Bölge İdare Mahkemesi'nin üniversitenin itirazlarına yönelik tüm başvuruları reddettiğini de ifade eden avukatlar, mahkemenin verdiği kararlarda "Açık hak ihlâli nedeni ile yürütmenin durdurulması" kararlarını onayladığını söyledi.

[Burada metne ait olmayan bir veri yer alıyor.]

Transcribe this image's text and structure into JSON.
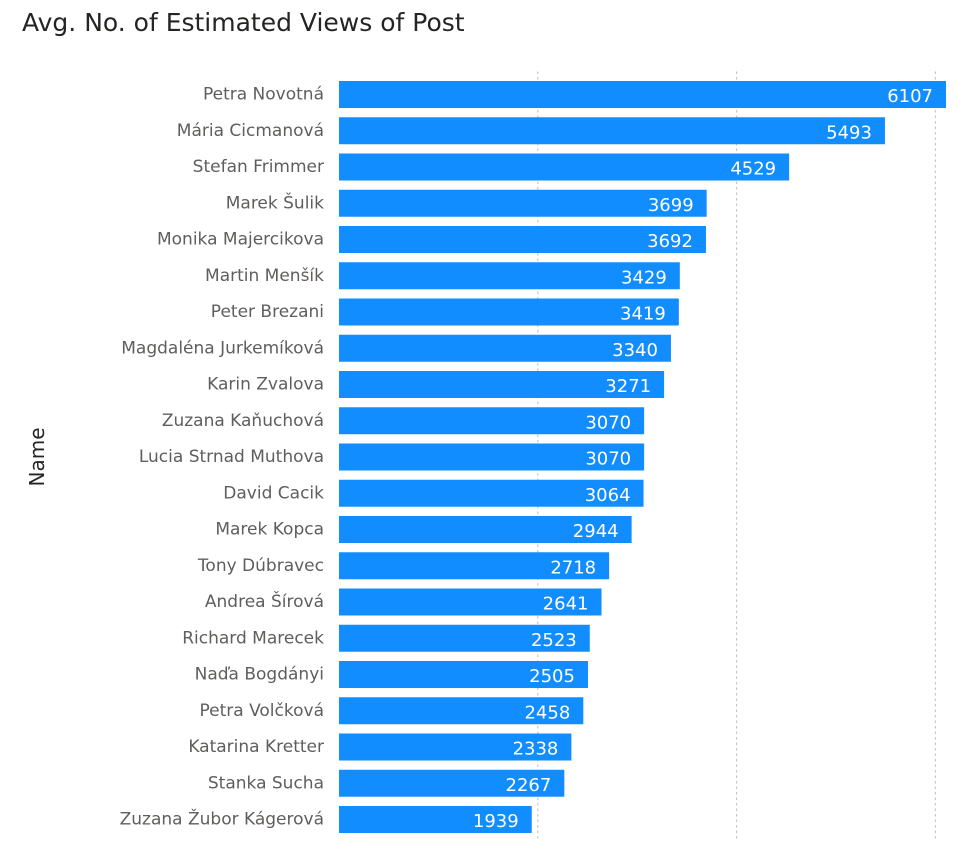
{
  "chart_data": {
    "type": "bar",
    "orientation": "horizontal",
    "title": "Avg. No. of Estimated Views of Post",
    "ylabel": "Name",
    "xlabel": "",
    "categories": [
      "Petra Novotná",
      "Mária Cicmanová",
      "Stefan Frimmer",
      "Marek Šulik",
      "Monika Majercikova",
      "Martin Menšík",
      "Peter Brezani",
      "Magdaléna Jurkemíková",
      "Karin Zvalova",
      "Zuzana Kaňuchová",
      "Lucia Strnad Muthova",
      "David Cacik",
      "Marek Kopca",
      "Tony Dúbravec",
      "Andrea Šírová",
      "Richard Marecek",
      "Naďa Bogdányi",
      "Petra Volčková",
      "Katarina Kretter",
      "Stanka Sucha",
      "Zuzana Žubor Kágerová"
    ],
    "values": [
      6107,
      5493,
      4529,
      3699,
      3692,
      3429,
      3419,
      3340,
      3271,
      3070,
      3070,
      3064,
      2944,
      2718,
      2641,
      2523,
      2505,
      2458,
      2338,
      2267,
      1939
    ],
    "xlim": [
      0,
      6107
    ],
    "gridlines_at": [
      2000,
      4000,
      6000
    ],
    "grid": true,
    "data_labels": true,
    "legend": "none",
    "colors": {
      "bar": "#118DFF",
      "data_label": "#FFFFFF",
      "category_label": "#605E5C",
      "gridline": "#C8C6C4",
      "title": "#252423"
    }
  }
}
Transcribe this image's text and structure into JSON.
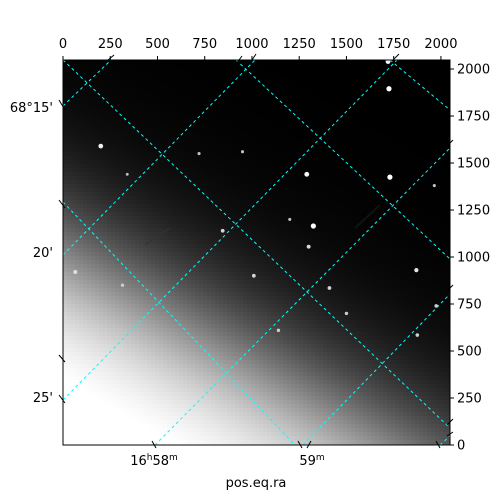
{
  "chart_data": {
    "type": "heatmap",
    "title": "",
    "xlabel": "pos.eq.ra",
    "ylabel": "",
    "pixel_axes": {
      "xlim": [
        0,
        2048
      ],
      "ylim": [
        0,
        2048
      ],
      "top_ticks": [
        "0",
        "250",
        "500",
        "750",
        "1000",
        "1250",
        "1500",
        "1750",
        "2000"
      ],
      "top_tick_values": [
        0,
        250,
        500,
        750,
        1000,
        1250,
        1500,
        1750,
        2000
      ],
      "right_ticks": [
        "0",
        "250",
        "500",
        "750",
        "1000",
        "1250",
        "1500",
        "1750",
        "2000"
      ],
      "right_tick_values": [
        0,
        250,
        500,
        750,
        1000,
        1250,
        1500,
        1750,
        2000
      ]
    },
    "world_axes": {
      "ra_ticks": [
        {
          "label": "16h58m",
          "x": 500
        },
        {
          "label": "59m",
          "x": 1310
        }
      ],
      "dec_ticks": [
        {
          "label": "68°15'",
          "y": 1800
        },
        {
          "label": "20'",
          "y": 1025
        },
        {
          "label": "25'",
          "y": 250
        }
      ]
    },
    "grid": true,
    "grid_color": "#00ffff",
    "colormap": "gray",
    "stars": [
      {
        "x": 1720,
        "y": 2040,
        "b": 0.9
      },
      {
        "x": 1725,
        "y": 1895,
        "b": 1.0
      },
      {
        "x": 200,
        "y": 1590,
        "b": 0.85
      },
      {
        "x": 1730,
        "y": 1425,
        "b": 1.0
      },
      {
        "x": 1290,
        "y": 1440,
        "b": 0.9
      },
      {
        "x": 1325,
        "y": 1165,
        "b": 1.0
      },
      {
        "x": 845,
        "y": 1140,
        "b": 0.55
      },
      {
        "x": 1300,
        "y": 1055,
        "b": 0.6
      },
      {
        "x": 1870,
        "y": 930,
        "b": 0.7
      },
      {
        "x": 1010,
        "y": 900,
        "b": 0.55
      },
      {
        "x": 65,
        "y": 920,
        "b": 0.65
      },
      {
        "x": 1410,
        "y": 835,
        "b": 0.55
      },
      {
        "x": 1975,
        "y": 740,
        "b": 0.5
      },
      {
        "x": 1875,
        "y": 585,
        "b": 0.5
      },
      {
        "x": 1500,
        "y": 700,
        "b": 0.45
      },
      {
        "x": 1140,
        "y": 610,
        "b": 0.45
      },
      {
        "x": 315,
        "y": 850,
        "b": 0.45
      },
      {
        "x": 720,
        "y": 1550,
        "b": 0.35
      },
      {
        "x": 950,
        "y": 1560,
        "b": 0.35
      },
      {
        "x": 340,
        "y": 1440,
        "b": 0.3
      },
      {
        "x": 1200,
        "y": 1200,
        "b": 0.35
      },
      {
        "x": 1965,
        "y": 1380,
        "b": 0.35
      }
    ]
  }
}
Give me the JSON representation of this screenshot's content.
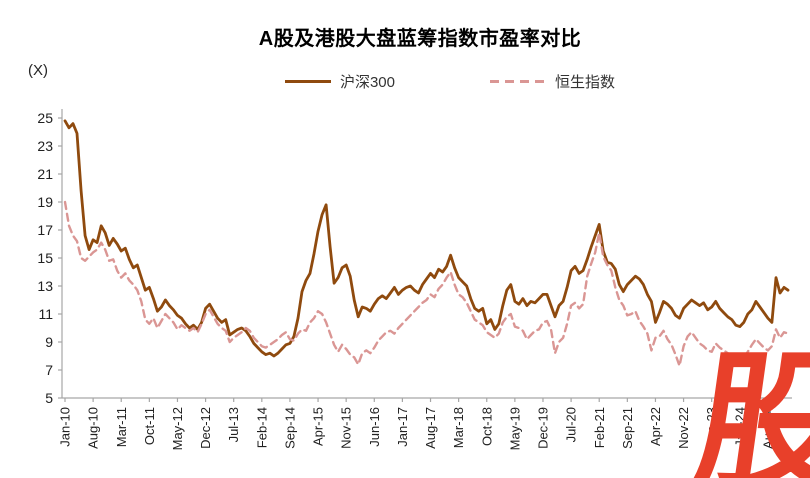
{
  "header": {
    "title": "A股及港股大盘蓝筹指数市盈率对比"
  },
  "unit_label": "(X)",
  "legend": {
    "items": [
      {
        "label": "沪深300",
        "color": "#8F4A0E",
        "style": "solid"
      },
      {
        "label": "恒生指数",
        "color": "#DA9694",
        "style": "dashed"
      }
    ]
  },
  "watermark": {
    "text": "股",
    "color": "#E8402A"
  },
  "chart_data": {
    "type": "line",
    "title": "A股及港股大盘蓝筹指数市盈率对比",
    "unit": "(X)",
    "xlabel": "",
    "ylabel": "(X)",
    "ylim": [
      5,
      25
    ],
    "y_ticks": [
      5,
      7,
      9,
      11,
      13,
      15,
      17,
      19,
      21,
      23,
      25
    ],
    "grid": false,
    "legend_position": "top-center",
    "x_frequency": "monthly",
    "x_start": "Jan-10",
    "x_end": "Jan-25",
    "x_tick_interval_months": 7,
    "x_tick_labels": [
      "Jan-10",
      "Aug-10",
      "Mar-11",
      "Oct-11",
      "May-12",
      "Dec-12",
      "Jul-13",
      "Feb-14",
      "Sep-14",
      "Apr-15",
      "Nov-15",
      "Jun-16",
      "Jan-17",
      "Aug-17",
      "Mar-18",
      "Oct-18",
      "May-19",
      "Dec-19",
      "Jul-20",
      "Feb-21",
      "Sep-21",
      "Apr-22",
      "Nov-22",
      "Jun-23",
      "Jan-24",
      "Aug-24"
    ],
    "series": [
      {
        "name": "沪深300",
        "color": "#8F4A0E",
        "line_style": "solid",
        "values": [
          24.8,
          24.3,
          24.6,
          23.9,
          19.8,
          16.6,
          15.6,
          16.3,
          16.1,
          17.3,
          16.8,
          15.9,
          16.4,
          16.0,
          15.5,
          15.7,
          14.9,
          14.3,
          14.5,
          13.6,
          12.7,
          12.9,
          12.1,
          11.2,
          11.5,
          12.0,
          11.6,
          11.3,
          10.9,
          10.7,
          10.3,
          10.0,
          10.2,
          9.9,
          10.4,
          11.4,
          11.7,
          11.2,
          10.7,
          10.4,
          10.6,
          9.5,
          9.7,
          9.9,
          10.0,
          9.8,
          9.4,
          8.9,
          8.6,
          8.3,
          8.1,
          8.2,
          8.0,
          8.2,
          8.5,
          8.8,
          8.9,
          9.4,
          10.7,
          12.6,
          13.4,
          13.9,
          15.3,
          16.9,
          18.1,
          18.8,
          15.8,
          13.2,
          13.6,
          14.3,
          14.5,
          13.7,
          12.0,
          10.8,
          11.5,
          11.4,
          11.2,
          11.7,
          12.1,
          12.3,
          12.1,
          12.5,
          12.9,
          12.4,
          12.7,
          12.9,
          13.0,
          12.7,
          12.5,
          13.1,
          13.5,
          13.9,
          13.6,
          14.2,
          14.0,
          14.4,
          15.2,
          14.3,
          13.6,
          13.3,
          13.0,
          12.1,
          11.4,
          11.2,
          11.4,
          10.3,
          10.6,
          9.9,
          10.3,
          11.6,
          12.7,
          13.1,
          11.9,
          11.7,
          12.1,
          11.6,
          11.9,
          11.8,
          12.1,
          12.4,
          12.4,
          11.6,
          10.8,
          11.6,
          11.9,
          12.9,
          14.1,
          14.4,
          13.9,
          14.1,
          14.9,
          15.8,
          16.6,
          17.4,
          15.5,
          14.7,
          14.6,
          14.2,
          13.1,
          12.6,
          13.1,
          13.4,
          13.7,
          13.5,
          13.1,
          12.4,
          11.9,
          10.4,
          11.1,
          11.9,
          11.7,
          11.4,
          10.9,
          10.7,
          11.4,
          11.7,
          12.0,
          11.8,
          11.6,
          11.8,
          11.3,
          11.5,
          11.9,
          11.4,
          11.1,
          10.8,
          10.6,
          10.2,
          10.1,
          10.4,
          11.0,
          11.3,
          11.9,
          11.5,
          11.1,
          10.7,
          10.4,
          13.6,
          12.5,
          12.9,
          12.7
        ]
      },
      {
        "name": "恒生指数",
        "color": "#DA9694",
        "line_style": "dashed",
        "values": [
          19.0,
          17.3,
          16.6,
          16.2,
          15.0,
          14.8,
          15.1,
          15.4,
          15.6,
          16.1,
          15.6,
          14.8,
          14.9,
          14.1,
          13.6,
          13.9,
          13.4,
          13.1,
          12.7,
          11.9,
          10.6,
          10.3,
          10.7,
          10.0,
          10.5,
          11.0,
          10.7,
          10.4,
          9.9,
          10.2,
          10.0,
          9.8,
          10.0,
          9.7,
          10.3,
          11.0,
          11.3,
          10.8,
          10.3,
          10.0,
          9.8,
          9.0,
          9.3,
          9.5,
          9.7,
          10.0,
          9.8,
          9.3,
          9.0,
          8.7,
          8.6,
          8.8,
          9.0,
          9.2,
          9.5,
          9.7,
          9.2,
          9.1,
          9.6,
          9.9,
          9.8,
          10.4,
          10.7,
          11.2,
          11.0,
          10.4,
          9.6,
          8.8,
          8.3,
          8.8,
          8.5,
          8.1,
          7.9,
          7.4,
          8.2,
          8.4,
          8.2,
          8.6,
          9.1,
          9.4,
          9.7,
          9.8,
          9.6,
          10.0,
          10.3,
          10.6,
          10.9,
          11.2,
          11.5,
          11.8,
          12.0,
          12.4,
          12.2,
          12.8,
          13.1,
          13.6,
          14.0,
          13.1,
          12.4,
          12.2,
          11.8,
          11.2,
          10.6,
          10.4,
          10.2,
          9.7,
          9.5,
          9.3,
          9.6,
          10.4,
          10.8,
          11.0,
          10.1,
          10.0,
          9.8,
          9.2,
          9.5,
          9.8,
          9.9,
          10.4,
          10.5,
          9.9,
          8.2,
          9.0,
          9.3,
          10.3,
          11.6,
          11.8,
          11.4,
          11.7,
          13.7,
          14.6,
          15.4,
          16.8,
          15.1,
          14.5,
          14.1,
          12.9,
          12.0,
          11.6,
          10.9,
          11.0,
          11.2,
          10.5,
          10.1,
          9.6,
          8.4,
          9.3,
          9.4,
          9.8,
          9.2,
          8.8,
          8.1,
          7.3,
          8.7,
          9.4,
          9.7,
          9.3,
          8.9,
          8.7,
          8.4,
          8.3,
          8.9,
          8.6,
          8.4,
          8.2,
          8.0,
          7.8,
          7.6,
          7.9,
          8.3,
          8.8,
          9.2,
          8.9,
          8.6,
          8.4,
          8.7,
          9.9,
          9.3,
          9.7,
          9.6
        ]
      }
    ]
  }
}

'ÖĞRENCİLERE KÖTÜLÜK YAPMAKTAN VAZGEÇİN'
Üniversite yönetiminin yürütmeyi durdurma kararlarına itiraz etmesini "Bir akıl tutulması" olarak nitelendiren avukatlar, mektupta şu ifadelere yer verdi: "Size tavsiyemiz şudur; yaşadığınız akıl tutulmasından kurtulmak istiyorsanız öğrencilerinize kötülük yapmaya çalışmaktan vazgeçip bugüne kadar basın açıklaması, anma, bildiri dağıtma gibi nedenlerle öğrencilerinize verdiğiniz disiplin cezalarını iptal edin. Devam eden soruşturmaları geri çekin. İfade özgürlüğü Anayasal bir haktır. Anayasal hakkını kullanan öğrencilere zorluk çıkarmak yerine onları teşvik edin."